This page explains how Spark's shuffle works, as of commit 95690a17d328f205c3398b9b477b4072b6fe908f (shortly after the 1.4 release). This explains what happens for a single task; this will happen in parallel for each task running on the machine, and Spark runs up to SPARK_WORKER_CORES (by default, the number of cores on the machine) tasks concurrently on each machine.
The key data structure used in fetching shuffle data is the “results” queue in ShuffleBlockFetcherIterator, which buffers data that we have in serialized (and maybe compressed) form, but haven’t yet deserialized / processed. The results queue is filled by many threads fetching data over the network (the number of concurrent threads fetching data is equal to the number of remote executors we’re currently fetching data from) , and is consumed by a single thread that deserializes the data and computes some function over it (e.g., if you’re doing rdd.count(), the thread deserializes the data and counts the number of items). As we fetch data over the network, we track bytesInFlight, which is data that has been requested (and possibly received) from a remote executor, but that hasn’t yet been deserialized / processed by the consumer thread. So, this includes all of the data in the “results” queue, and possibly more data that’s currently outstanding over the network. We always issue as many requests as we can, with the constraint that bytesInFlight remains less than a specified maximum .
In a little more detail, here’s exactly what happens when a task begins reading shuffled data:
(1) Issue requests  to fetch up to maxBytesInFlight bytes of data  over the network (this happens here).
These requests are all executed asynchronously using a ShuffleClient  via the shuffleClient.fetchBlocks call . We pass in a callback that, once a block has been successfully fetched, sticks it on the “results” queue.
(2) Begin processing the local data. One by one, we request the local data from the local block manager (which memory maps the file) and then stick the result onto the results queue. Because we memory map the files, which is speedy, the local data typically all ends up on the results queue in front of the remote data.
(3) One the async network requests have been issued (note — issued, but not finished!) and we’ve “read” (memory-mapped) the local data (i.e., (1) and (2) have happened), ShuffleBlockFetcherIterator returns an iterator that gets wrapped too many times to count  and eventually gets unrolled . Each time next() is called on the iterator, it blocks waiting for an item from the results queue. This may return right away, or if the queue is empty, will block waiting on new data from the network . Before returning from next(), we update our accounting for the bytes in flight: the chunk of data we return is no longer considered in-flight, because it’s about to be processed, so we update the current bytesInFlight, and if it won’t result in > maxBytesInFlight outstanding, send some more requests for data.
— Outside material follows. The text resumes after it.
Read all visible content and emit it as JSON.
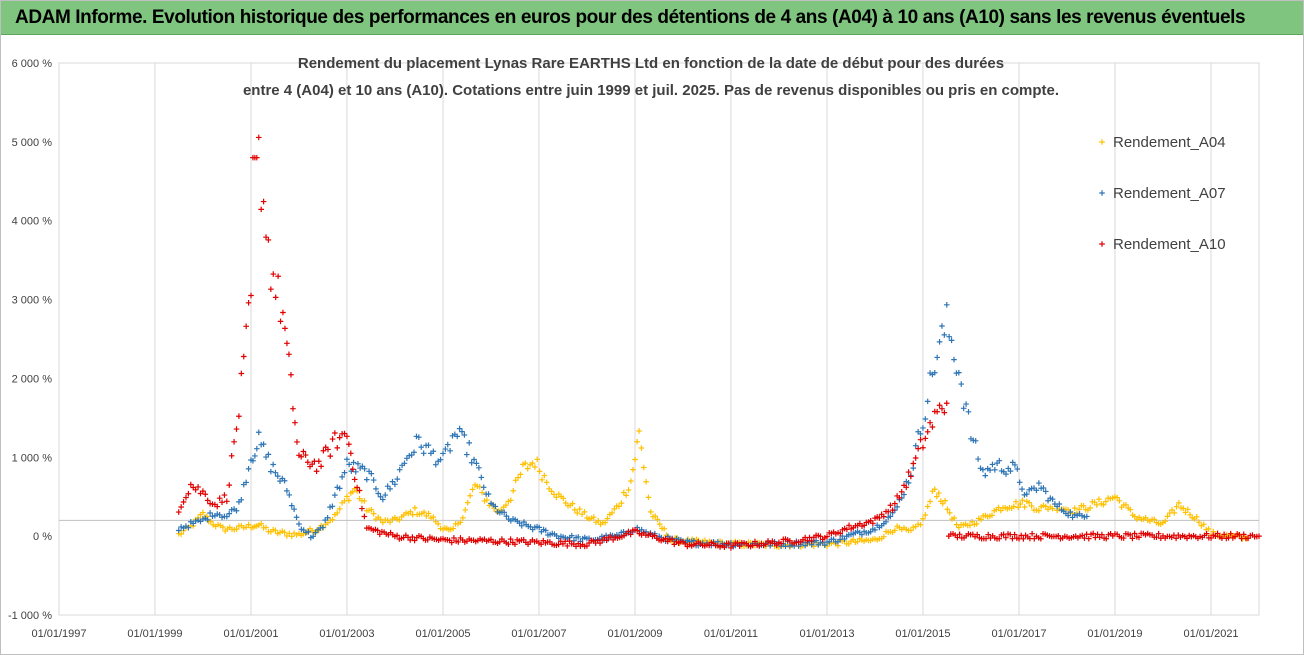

 Note that these threads consume almost no CPU resources, because they just receive data from the OS and then execute a callback that sticks the data on the results queue.
 We limit the data outstanding on the network to avoid using too much memory to hold the data we’ve fetched over the network but haven’t yet processed.
 The default configuration uses NettyBlockTransferService as the ShuffleClient implementation (note that this extends BlockTransferService, which extends ShuffleClient).
 If you’re curious how the shuffle client fetches data, the default Spark configuration results in exactly one TCP connection from an executor to each other executor. If executor A is getting shuffle data from executor B, we start by sending an OpenBlocks message from A to B. The OpenBlocks message includes the list of blocks that A wants to fetch, and causes the remote executor, B, to start to pull the corresponding data into memory from disk (we typically memory map the files, so this may not actually result in the data being read yet), and also to store some state associated with this “stream” of data. The remote executor, B, responds with a stream ID that helps it to identify the connection. Next, A requests blocks one at a time from B using an ChunkFetchRequest message (this happens here in OneForOneBlockFetcher, which calls this code in TransportClient; currently, we have a one-to-one mapping from a chunk to a particular block). It’s possible that there are many sets of shuffle data being fetched concurrently between A and B (e.g., because many tasks are run concurrently). These requests are serialized, so one block is sent at a time from B, and they’re sent in the order that the requests were issued on A.
 In BlockStoreShuffleFetcher, which handles failures; then in HashShuffleReader, which helps aggregate some of the data; etc.
 This happens in BlockManager.putIterator, if the RDD is going to be cached; in the function passed in to ResultTask, if this is the last stage in a job; or via the writer.write() call in ShuffleMapTask, if this is a stage that generates intermediate shuffle data.
 We time how long we spend blocking on data from the network; this is what’s shown as “fetch wait time” in Spark’s UI.